The music industry has changed beyond all recognition in the last 20 years. There are lots of reasons why mostly connected with the digital revolution. Do young music artists want a record deal with an advance or would they prefer to sell their own music? The record companies still face the problem of illegal downloads. Do they continue to release albums or opt to release individual songs?
It is somewhat ironic that a digital technology led the companies to return to selling singles. Customers previously had to purchase albums just to get a song they liked and very few were you liked even 50% of the songs. People prefer one song a time digitally or free.
So what precipitated the change and what will the music industry look like in a decade?
The birth of the internet changed the entire commercial landscape. There had been a slow move away from analog towards digital reproduction but this combined with cheap distribution online proved disastrous. The record companies had thrived in an era when physically producing and distributing music had value. In a digital world, it is possible to make as much money from 100 small internet hits as there is from having one big physical hit. Napster was a game changer in an industry already in trouble.

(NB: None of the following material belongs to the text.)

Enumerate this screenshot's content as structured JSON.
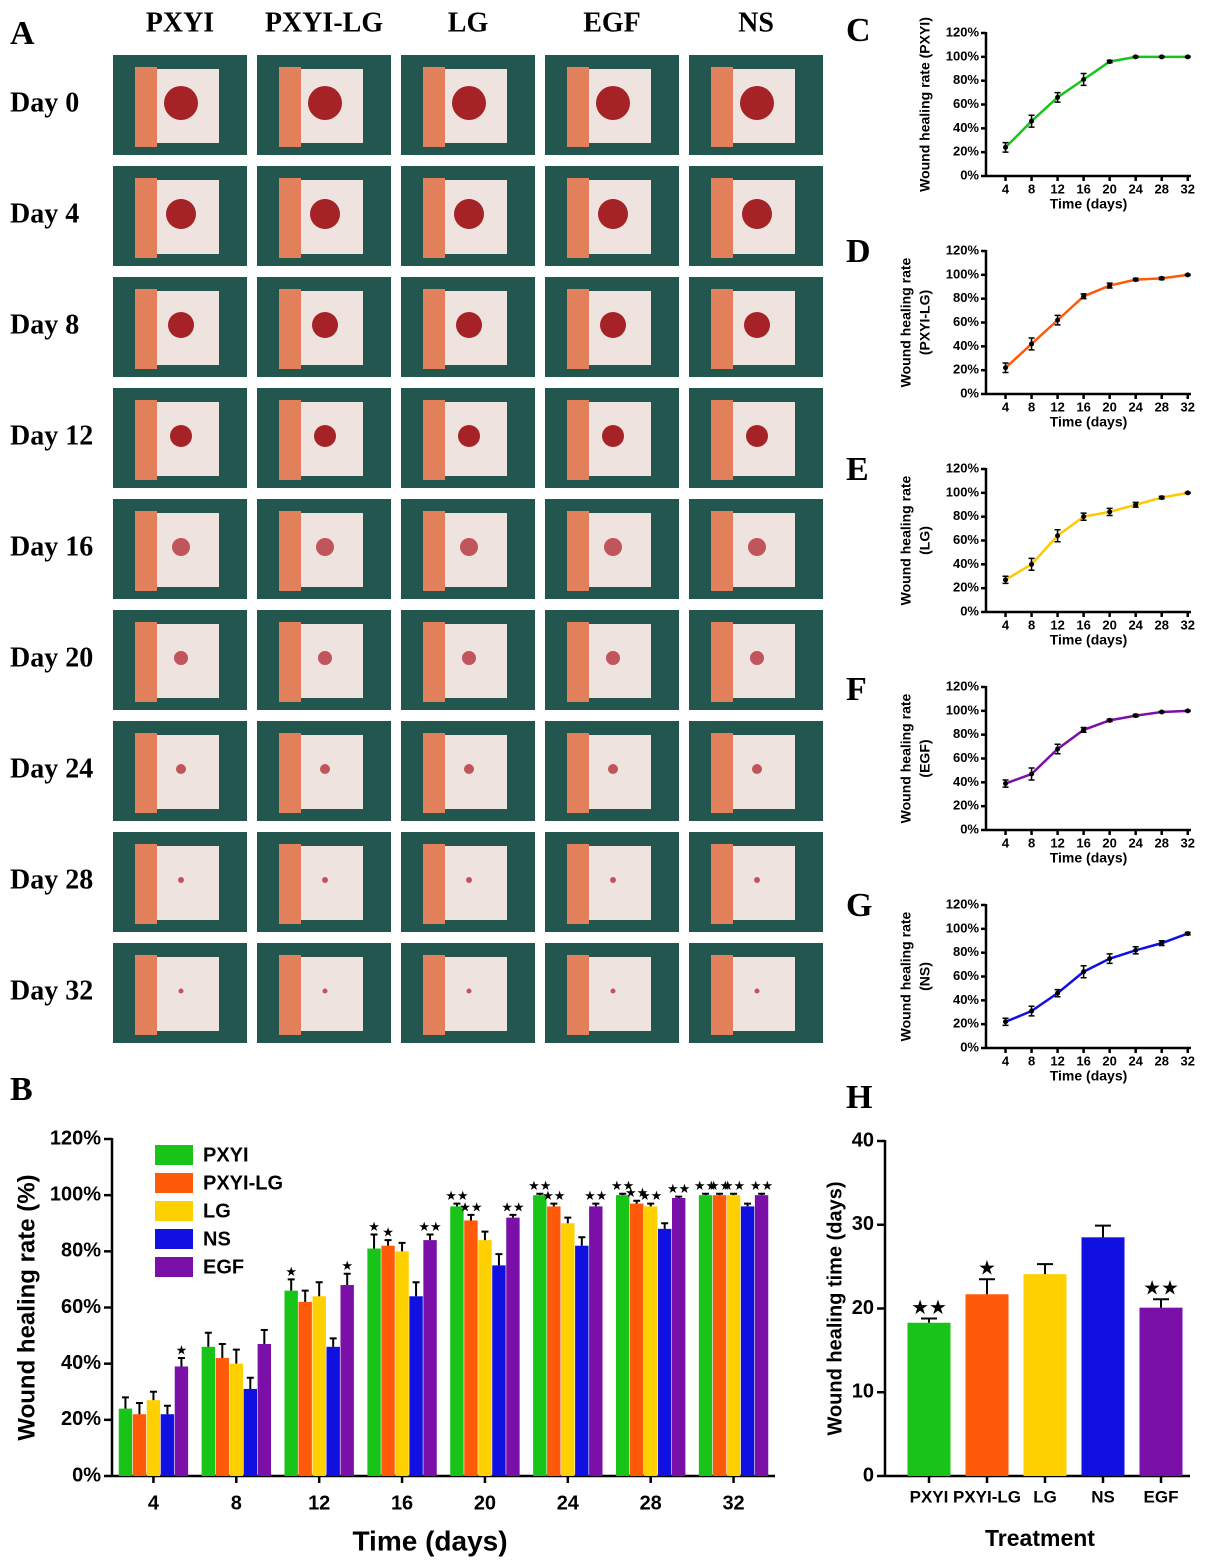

The record companies could have adapted. Instead, they came late to selling music online insisting on digital rights management. An absence of legal, paid for downloads led to a vacuum one quickly filled by peer to peer file sharing. Kids by now had also gotten used to free music if illegal music making it hard to argue the case otherwise. The industry persisted in punishing consumers charging inflated prices for CD when the costs of production had collapsed. Digital downloads should have made it possible to slash prices but with prices at around 99p a pop music track, piracy remains attractive.
Today we have a limitless number of choices Youtube music, live music and music for free, when content is infinite the only concerns are convenience, taste and trust. The record companies that will survive are those who recognise that real value is in facilitating the purchase of music making it easier to buy than steal.